When researching a book about musicians, I come across many of these stories. Kurt Cobain is a central figure. His sad introduction to the 27 Club, in 1994 – along with Jimi Hendrix, Brian Jones, Janis Joplin, Jim Morrison and, later, Amy Winehouse, all of whom died at the age of 27 – is etched in my childhood memories. The Ghost of the Screaming Trees Singer Mark Lanegan, who passed away in February at the age of 57, haunts the book. (His cause of death has not been disclosed, but his health was seriously compromised after contracting Covid and he endured long battles with addiction over the years.)

There are happier endings too – Tony O’Neill from Kenickie and The Brian Jonestown Massacre, for example, who escaped heroin to become a brilliant underground novelist. Steven Adler was fired from Guns N’ Roses for taking too much heroin to play his part. Fortunately, Adler survived one of the worst addiction stories imaginable.

But many of the stories in my book only go one way: Bob Stinson of the Replacements (drug-induced organ failure) and David Ruffin of the Temptations (cocaine overdose).

So what about drugs and music?

In some ways it is simple. Music performances take place at night – they are part of nightlife, where everyone wants to kick ass, unwind and have a few drinks. Once you’ve had a few drinks, a little bit of something else may seem like a good idea.

In this setting musicians work. Night after night in different places on a tour. The nerves backstage are palpable. A friend of Danny Whitten said he couldn’t perform once he got off heroin. That must have been terrifying – and in his case certainly insurmountable.

There is relentless coziness in music. Play and record together. Barnstorm. Dinners with label staff or radio people. Interviews and journalists. Other bands, friends of friends and one-night stands. There is no anchor on tour. For most of us, the daily grind of regular work is a good way to stay on track. But there is always fun to be had along the way. It may be the band’s 100th night, but for fans and friends at the show, it’s the first, and they want to celebrate.

Music is visceral. Players and the public want to lose themselves in it. This can be easily reinforced with fabrics. House music and ecstasy, hip hop and weed, rock music with uppers, jazz with smack.

Many people in music try drugs at some point.
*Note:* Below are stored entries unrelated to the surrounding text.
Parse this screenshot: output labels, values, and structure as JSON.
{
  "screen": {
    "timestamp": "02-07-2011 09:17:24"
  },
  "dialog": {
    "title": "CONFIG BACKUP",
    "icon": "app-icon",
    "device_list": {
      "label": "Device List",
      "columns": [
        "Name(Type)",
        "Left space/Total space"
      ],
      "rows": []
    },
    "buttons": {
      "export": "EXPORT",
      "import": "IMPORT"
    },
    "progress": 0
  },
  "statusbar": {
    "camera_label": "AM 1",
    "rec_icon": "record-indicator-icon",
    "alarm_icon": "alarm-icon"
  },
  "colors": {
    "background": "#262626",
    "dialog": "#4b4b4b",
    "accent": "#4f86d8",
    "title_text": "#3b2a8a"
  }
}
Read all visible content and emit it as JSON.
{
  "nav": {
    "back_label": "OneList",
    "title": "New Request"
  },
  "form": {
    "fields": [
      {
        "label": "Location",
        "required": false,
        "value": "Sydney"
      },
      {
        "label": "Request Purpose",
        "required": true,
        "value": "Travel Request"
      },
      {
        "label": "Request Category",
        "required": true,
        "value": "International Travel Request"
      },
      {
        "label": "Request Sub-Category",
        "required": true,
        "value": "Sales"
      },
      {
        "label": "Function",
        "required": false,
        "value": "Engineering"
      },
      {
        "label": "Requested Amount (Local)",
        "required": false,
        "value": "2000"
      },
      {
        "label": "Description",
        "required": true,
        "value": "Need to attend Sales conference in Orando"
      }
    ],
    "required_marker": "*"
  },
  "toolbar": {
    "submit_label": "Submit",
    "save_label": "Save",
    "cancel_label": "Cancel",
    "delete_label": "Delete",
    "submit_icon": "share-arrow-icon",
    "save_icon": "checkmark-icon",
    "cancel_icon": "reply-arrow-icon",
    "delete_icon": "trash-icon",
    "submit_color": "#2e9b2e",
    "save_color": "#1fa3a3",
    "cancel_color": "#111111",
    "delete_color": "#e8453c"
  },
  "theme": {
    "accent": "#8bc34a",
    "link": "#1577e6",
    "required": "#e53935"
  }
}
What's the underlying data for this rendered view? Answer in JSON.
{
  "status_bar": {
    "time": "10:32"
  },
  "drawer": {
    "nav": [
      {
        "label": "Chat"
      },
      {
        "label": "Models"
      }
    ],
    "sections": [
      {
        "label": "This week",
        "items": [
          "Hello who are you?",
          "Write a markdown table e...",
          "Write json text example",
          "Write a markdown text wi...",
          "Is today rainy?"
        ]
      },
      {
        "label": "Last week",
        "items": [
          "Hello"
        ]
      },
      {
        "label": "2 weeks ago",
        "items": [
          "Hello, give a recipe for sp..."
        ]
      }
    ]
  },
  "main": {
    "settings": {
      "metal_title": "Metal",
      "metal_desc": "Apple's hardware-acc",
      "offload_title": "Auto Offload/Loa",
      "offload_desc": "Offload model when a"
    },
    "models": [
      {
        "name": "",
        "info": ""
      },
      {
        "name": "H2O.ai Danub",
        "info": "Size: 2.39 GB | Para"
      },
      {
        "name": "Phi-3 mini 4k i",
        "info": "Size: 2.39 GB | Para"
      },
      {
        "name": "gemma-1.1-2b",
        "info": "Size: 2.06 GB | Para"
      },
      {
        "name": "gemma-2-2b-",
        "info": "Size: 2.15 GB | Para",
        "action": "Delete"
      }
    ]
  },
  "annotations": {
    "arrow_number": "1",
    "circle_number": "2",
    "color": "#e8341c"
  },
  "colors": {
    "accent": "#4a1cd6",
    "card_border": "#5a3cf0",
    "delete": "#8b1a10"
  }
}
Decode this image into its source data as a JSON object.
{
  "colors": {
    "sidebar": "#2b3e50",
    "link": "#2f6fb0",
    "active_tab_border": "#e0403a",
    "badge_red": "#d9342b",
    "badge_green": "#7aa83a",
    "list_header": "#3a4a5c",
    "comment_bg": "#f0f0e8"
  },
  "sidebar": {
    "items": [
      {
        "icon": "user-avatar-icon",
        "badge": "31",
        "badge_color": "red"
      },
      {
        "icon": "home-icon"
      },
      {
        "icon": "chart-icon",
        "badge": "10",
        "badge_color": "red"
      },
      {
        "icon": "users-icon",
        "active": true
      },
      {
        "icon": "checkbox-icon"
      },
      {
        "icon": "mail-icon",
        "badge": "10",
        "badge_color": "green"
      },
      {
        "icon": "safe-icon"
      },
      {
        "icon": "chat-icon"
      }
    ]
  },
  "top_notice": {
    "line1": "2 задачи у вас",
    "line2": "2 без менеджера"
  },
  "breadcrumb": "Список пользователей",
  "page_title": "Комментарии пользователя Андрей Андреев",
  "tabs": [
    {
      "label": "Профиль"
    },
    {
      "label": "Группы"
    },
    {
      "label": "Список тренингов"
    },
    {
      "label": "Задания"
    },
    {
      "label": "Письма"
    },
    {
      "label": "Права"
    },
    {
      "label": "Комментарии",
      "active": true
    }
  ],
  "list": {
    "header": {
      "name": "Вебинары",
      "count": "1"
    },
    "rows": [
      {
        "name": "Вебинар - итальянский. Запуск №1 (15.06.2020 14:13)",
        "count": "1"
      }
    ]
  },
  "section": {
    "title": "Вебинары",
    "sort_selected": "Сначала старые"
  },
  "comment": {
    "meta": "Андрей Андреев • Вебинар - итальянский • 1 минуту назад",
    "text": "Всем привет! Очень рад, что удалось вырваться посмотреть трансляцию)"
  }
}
After that, there’s a lottery element about how addictive a personality is. The good news is that things are getting better. The industry is more aware of the dangers. I only met one musician who regularly used heroin. Cocaine is treated more contemptuously than it ever was. These days, you’ll come across bands practicing wellness as often as you are hunched over a table of rolled up bills. Johnny Marr’s running habit shows it’s just as easy to develop a good habit: “They say it takes eight weeks to become a habit and eight weeks to become a lifestyle,” notes he up. Bonobo’s band does group yoga sessions on the road, and Ellie Goulding graces the cover of Women’s Health, not the most obvious magazine for the pop PR plan. The drug use that remains is often a bit more organized. Early nights and then relaxing after the show on Saturday – that sort of thing.

There is now more emphasis on safety in all aspects of society, and it is happening in music as well.

But way back in the hedonistic wilderness of the 1970s, Danny Whitten was less likely to escape the nightmare he was trapped in.